Strengths and Progress
Despite these weaknesses, the report highlights several strengths:
- Understanding of risks: Indonesia has a good understanding of the risks it faces, including corruption, narcotics, tax evasion, and forestry crimes.
- Risk-based policies and strategies: The country has developed risk-based policies and strategies to mitigate these risks.
- Domestic coordination and cooperation: Indonesia’s domestic inter-agency coordination and cooperation are robust, as well as its informal cooperation on time-sensitive terrorism and CFT cases with international partners.
Recommendations
The report provides several recommendations for Indonesia to improve its AML/CFT efforts:
- Investigation and prosecution of money laundering activities: The country needs to improve its investigation and prosecution of different types of money laundering activities.
- Return of criminal assets: Indonesia is urged to permanently deprive criminals of the proceeds of their crimes, particularly assets located abroad or those linked to forestry or environmental crime.

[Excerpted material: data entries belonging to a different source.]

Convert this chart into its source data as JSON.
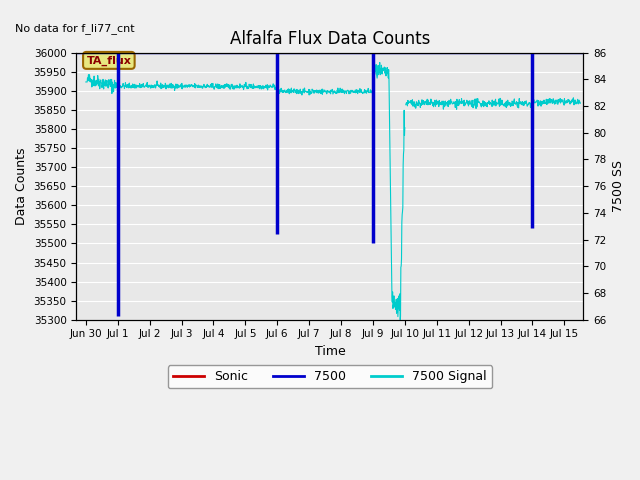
{
  "title": "Alfalfa Flux Data Counts",
  "ylabel_left": "Data Counts",
  "ylabel_right": "7500 SS",
  "xlabel": "Time",
  "no_data_text": "No data for f_li77_cnt",
  "ta_flux_label": "TA_flux",
  "ylim_left": [
    35300,
    36000
  ],
  "ylim_right": [
    66,
    86
  ],
  "yticks_left": [
    35300,
    35350,
    35400,
    35450,
    35500,
    35550,
    35600,
    35650,
    35700,
    35750,
    35800,
    35850,
    35900,
    35950,
    36000
  ],
  "yticks_right": [
    66,
    68,
    70,
    72,
    74,
    76,
    78,
    80,
    82,
    84,
    86
  ],
  "bg_color": "#e8e8e8",
  "fig_bg_color": "#f0f0f0",
  "blue_vline_color": "#0000cc",
  "cyan_line_color": "#00cccc",
  "red_line_color": "#cc0000",
  "title_fontsize": 12,
  "axis_label_fontsize": 9,
  "tick_fontsize": 7.5
}
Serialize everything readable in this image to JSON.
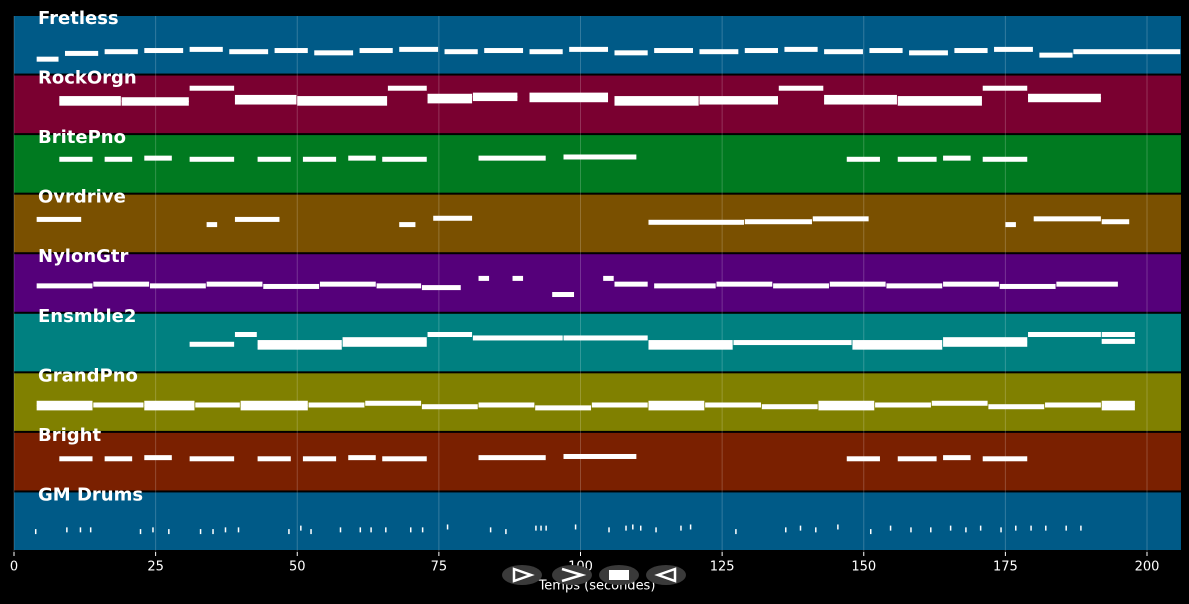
{
  "chart_data": {
    "type": "pianoroll",
    "xlabel": "Temps (secondes)",
    "xlim": [
      0,
      206
    ],
    "xticks": [
      0,
      25,
      50,
      75,
      100,
      125,
      150,
      175,
      200
    ],
    "grid": true,
    "tracks": [
      {
        "name": "Fretless",
        "color": "#005a87",
        "notes": [
          [
            4,
            8,
            0.75
          ],
          [
            9,
            15,
            0.65
          ],
          [
            16,
            22,
            0.62
          ],
          [
            23,
            30,
            0.6
          ],
          [
            31,
            37,
            0.58
          ],
          [
            38,
            45,
            0.62
          ],
          [
            46,
            52,
            0.6
          ],
          [
            53,
            60,
            0.64
          ],
          [
            61,
            67,
            0.6
          ],
          [
            68,
            75,
            0.58
          ],
          [
            76,
            82,
            0.62
          ],
          [
            83,
            90,
            0.6
          ],
          [
            91,
            97,
            0.62
          ],
          [
            98,
            105,
            0.58
          ],
          [
            106,
            112,
            0.64
          ],
          [
            113,
            120,
            0.6
          ],
          [
            121,
            128,
            0.62
          ],
          [
            129,
            135,
            0.6
          ],
          [
            136,
            142,
            0.58
          ],
          [
            143,
            150,
            0.62
          ],
          [
            151,
            157,
            0.6
          ],
          [
            158,
            165,
            0.64
          ],
          [
            166,
            172,
            0.6
          ],
          [
            173,
            180,
            0.58
          ],
          [
            181,
            187,
            0.68
          ],
          [
            187,
            206,
            0.62
          ]
        ]
      },
      {
        "name": "RockOrgn",
        "color": "#7a0030",
        "notes": [
          [
            31,
            39,
            0.22
          ],
          [
            66,
            73,
            0.22
          ],
          [
            135,
            143,
            0.22
          ],
          [
            171,
            179,
            0.22
          ],
          [
            8,
            19,
            0.4
          ],
          [
            8,
            19,
            0.48
          ],
          [
            19,
            31,
            0.42
          ],
          [
            19,
            31,
            0.48
          ],
          [
            39,
            50,
            0.38
          ],
          [
            39,
            50,
            0.46
          ],
          [
            50,
            66,
            0.4
          ],
          [
            50,
            66,
            0.48
          ],
          [
            73,
            81,
            0.36
          ],
          [
            73,
            81,
            0.44
          ],
          [
            81,
            89,
            0.34
          ],
          [
            81,
            89,
            0.4
          ],
          [
            91,
            105,
            0.34
          ],
          [
            91,
            105,
            0.42
          ],
          [
            106,
            121,
            0.4
          ],
          [
            106,
            121,
            0.48
          ],
          [
            121,
            135,
            0.4
          ],
          [
            121,
            135,
            0.46
          ],
          [
            143,
            156,
            0.38
          ],
          [
            143,
            156,
            0.46
          ],
          [
            156,
            171,
            0.4
          ],
          [
            156,
            171,
            0.48
          ],
          [
            179,
            192,
            0.36
          ],
          [
            179,
            192,
            0.42
          ]
        ]
      },
      {
        "name": "BritePno",
        "color": "#007a20",
        "notes": [
          [
            8,
            14,
            0.42
          ],
          [
            16,
            21,
            0.42
          ],
          [
            23,
            28,
            0.4
          ],
          [
            31,
            39,
            0.42
          ],
          [
            43,
            49,
            0.42
          ],
          [
            51,
            57,
            0.42
          ],
          [
            59,
            64,
            0.4
          ],
          [
            65,
            73,
            0.42
          ],
          [
            82,
            94,
            0.4
          ],
          [
            97,
            110,
            0.38
          ],
          [
            147,
            153,
            0.42
          ],
          [
            156,
            163,
            0.42
          ],
          [
            164,
            169,
            0.4
          ],
          [
            171,
            179,
            0.42
          ]
        ]
      },
      {
        "name": "Ovrdrive",
        "color": "#7a5000",
        "notes": [
          [
            4,
            12,
            0.43
          ],
          [
            34,
            36,
            0.52
          ],
          [
            39,
            47,
            0.43
          ],
          [
            68,
            71,
            0.52
          ],
          [
            74,
            81,
            0.41
          ],
          [
            112,
            129,
            0.48
          ],
          [
            129,
            141,
            0.47
          ],
          [
            141,
            151,
            0.42
          ],
          [
            175,
            177,
            0.52
          ],
          [
            180,
            192,
            0.42
          ],
          [
            192,
            197,
            0.47
          ]
        ]
      },
      {
        "name": "NylonGtr",
        "color": "#55007a",
        "notes": [
          [
            4,
            14,
            0.55
          ],
          [
            14,
            24,
            0.52
          ],
          [
            24,
            34,
            0.55
          ],
          [
            34,
            44,
            0.52
          ],
          [
            44,
            54,
            0.56
          ],
          [
            54,
            64,
            0.52
          ],
          [
            64,
            72,
            0.55
          ],
          [
            72,
            79,
            0.58
          ],
          [
            82,
            84,
            0.42
          ],
          [
            88,
            90,
            0.42
          ],
          [
            95,
            99,
            0.7
          ],
          [
            104,
            106,
            0.42
          ],
          [
            106,
            112,
            0.52
          ],
          [
            113,
            124,
            0.55
          ],
          [
            124,
            134,
            0.52
          ],
          [
            134,
            144,
            0.55
          ],
          [
            144,
            154,
            0.52
          ],
          [
            154,
            164,
            0.55
          ],
          [
            164,
            174,
            0.52
          ],
          [
            174,
            184,
            0.56
          ],
          [
            184,
            195,
            0.52
          ]
        ]
      },
      {
        "name": "Ensmble2",
        "color": "#008080",
        "notes": [
          [
            31,
            39,
            0.53
          ],
          [
            39,
            43,
            0.36
          ],
          [
            43,
            58,
            0.5
          ],
          [
            43,
            58,
            0.58
          ],
          [
            58,
            73,
            0.45
          ],
          [
            58,
            73,
            0.53
          ],
          [
            73,
            81,
            0.36
          ],
          [
            81,
            97,
            0.42
          ],
          [
            97,
            112,
            0.42
          ],
          [
            112,
            127,
            0.5
          ],
          [
            112,
            127,
            0.58
          ],
          [
            127,
            148,
            0.5
          ],
          [
            148,
            164,
            0.5
          ],
          [
            148,
            164,
            0.58
          ],
          [
            164,
            179,
            0.45
          ],
          [
            164,
            179,
            0.53
          ],
          [
            179,
            192,
            0.36
          ],
          [
            192,
            198,
            0.36
          ],
          [
            192,
            198,
            0.48
          ]
        ]
      },
      {
        "name": "GrandPno",
        "color": "#808000",
        "notes": [
          [
            4,
            14,
            0.52
          ],
          [
            4,
            14,
            0.6
          ],
          [
            14,
            23,
            0.55
          ],
          [
            23,
            32,
            0.52
          ],
          [
            23,
            32,
            0.6
          ],
          [
            32,
            40,
            0.55
          ],
          [
            40,
            52,
            0.52
          ],
          [
            40,
            52,
            0.6
          ],
          [
            52,
            62,
            0.55
          ],
          [
            62,
            72,
            0.52
          ],
          [
            72,
            82,
            0.58
          ],
          [
            82,
            92,
            0.55
          ],
          [
            92,
            102,
            0.6
          ],
          [
            102,
            112,
            0.55
          ],
          [
            112,
            122,
            0.52
          ],
          [
            112,
            122,
            0.6
          ],
          [
            122,
            132,
            0.55
          ],
          [
            132,
            142,
            0.58
          ],
          [
            142,
            152,
            0.52
          ],
          [
            142,
            152,
            0.6
          ],
          [
            152,
            162,
            0.55
          ],
          [
            162,
            172,
            0.52
          ],
          [
            172,
            182,
            0.58
          ],
          [
            182,
            192,
            0.55
          ],
          [
            192,
            198,
            0.52
          ],
          [
            192,
            198,
            0.6
          ]
        ]
      },
      {
        "name": "Bright",
        "color": "#7a2000",
        "notes": [
          [
            8,
            14,
            0.45
          ],
          [
            16,
            21,
            0.45
          ],
          [
            23,
            28,
            0.43
          ],
          [
            31,
            39,
            0.45
          ],
          [
            43,
            49,
            0.45
          ],
          [
            51,
            57,
            0.45
          ],
          [
            59,
            64,
            0.43
          ],
          [
            65,
            73,
            0.45
          ],
          [
            82,
            94,
            0.43
          ],
          [
            97,
            110,
            0.41
          ],
          [
            147,
            153,
            0.45
          ],
          [
            156,
            163,
            0.45
          ],
          [
            164,
            169,
            0.43
          ],
          [
            171,
            179,
            0.45
          ]
        ]
      },
      {
        "name": "GM Drums",
        "color": "#005a87",
        "notes": [
          [
            3.7,
            4,
            0.68
          ],
          [
            9.2,
            9.5,
            0.65
          ],
          [
            11.6,
            11.9,
            0.65
          ],
          [
            13.4,
            13.7,
            0.65
          ],
          [
            22.2,
            22.5,
            0.68
          ],
          [
            24.4,
            24.7,
            0.65
          ],
          [
            27.2,
            27.5,
            0.68
          ],
          [
            32.8,
            33.1,
            0.68
          ],
          [
            35,
            35.3,
            0.68
          ],
          [
            37.2,
            37.5,
            0.65
          ],
          [
            39.5,
            39.8,
            0.65
          ],
          [
            48.4,
            48.7,
            0.68
          ],
          [
            50.5,
            50.8,
            0.62
          ],
          [
            52.3,
            52.6,
            0.68
          ],
          [
            57.5,
            57.8,
            0.65
          ],
          [
            61,
            61.3,
            0.65
          ],
          [
            62.9,
            63.2,
            0.65
          ],
          [
            65.5,
            65.8,
            0.65
          ],
          [
            69.9,
            70.2,
            0.65
          ],
          [
            72,
            72.3,
            0.65
          ],
          [
            76.4,
            76.7,
            0.6
          ],
          [
            84,
            84.3,
            0.65
          ],
          [
            86.7,
            87,
            0.68
          ],
          [
            92,
            92.3,
            0.62
          ],
          [
            92.9,
            93.2,
            0.62
          ],
          [
            93.8,
            94.1,
            0.62
          ],
          [
            99,
            99.3,
            0.6
          ],
          [
            104.9,
            105.2,
            0.65
          ],
          [
            107.9,
            108.2,
            0.62
          ],
          [
            109.1,
            109.4,
            0.6
          ],
          [
            110.5,
            110.8,
            0.62
          ],
          [
            113.2,
            113.5,
            0.65
          ],
          [
            117.6,
            117.9,
            0.62
          ],
          [
            119.3,
            119.6,
            0.6
          ],
          [
            127.3,
            127.6,
            0.68
          ],
          [
            136.1,
            136.4,
            0.65
          ],
          [
            138.7,
            139,
            0.62
          ],
          [
            141.4,
            141.7,
            0.65
          ],
          [
            145.3,
            145.6,
            0.6
          ],
          [
            151.1,
            151.4,
            0.68
          ],
          [
            154.6,
            154.9,
            0.62
          ],
          [
            158.2,
            158.5,
            0.65
          ],
          [
            161.7,
            162,
            0.65
          ],
          [
            165.2,
            165.5,
            0.62
          ],
          [
            167.9,
            168.2,
            0.65
          ],
          [
            170.5,
            170.8,
            0.62
          ],
          [
            174.1,
            174.4,
            0.65
          ],
          [
            176.7,
            177,
            0.62
          ],
          [
            179.4,
            179.7,
            0.62
          ],
          [
            182,
            182.3,
            0.62
          ],
          [
            185.6,
            185.9,
            0.62
          ],
          [
            188.2,
            188.5,
            0.62
          ]
        ]
      }
    ]
  }
}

- Understanding of non-profit sector risk: The country needs to improve its understanding of the risk of abuse of its non-profit sector for terrorism financing and take proportionate measures without discouraging or disrupting legitimate charitable activities.
Conclusion
Indonesia will continue to work towards fulfilling FATF membership requirements, and it is expected to make significant progress in addressing the weaknesses highlighted in the report. The country’s financial intelligence unit was praised for providing high-quality, timely, and targeted financial intelligence to law enforcement agencies. With continued efforts, Indonesia can strengthen its AML/CFT framework and reduce the risks of fraudulent activities in its financial sector.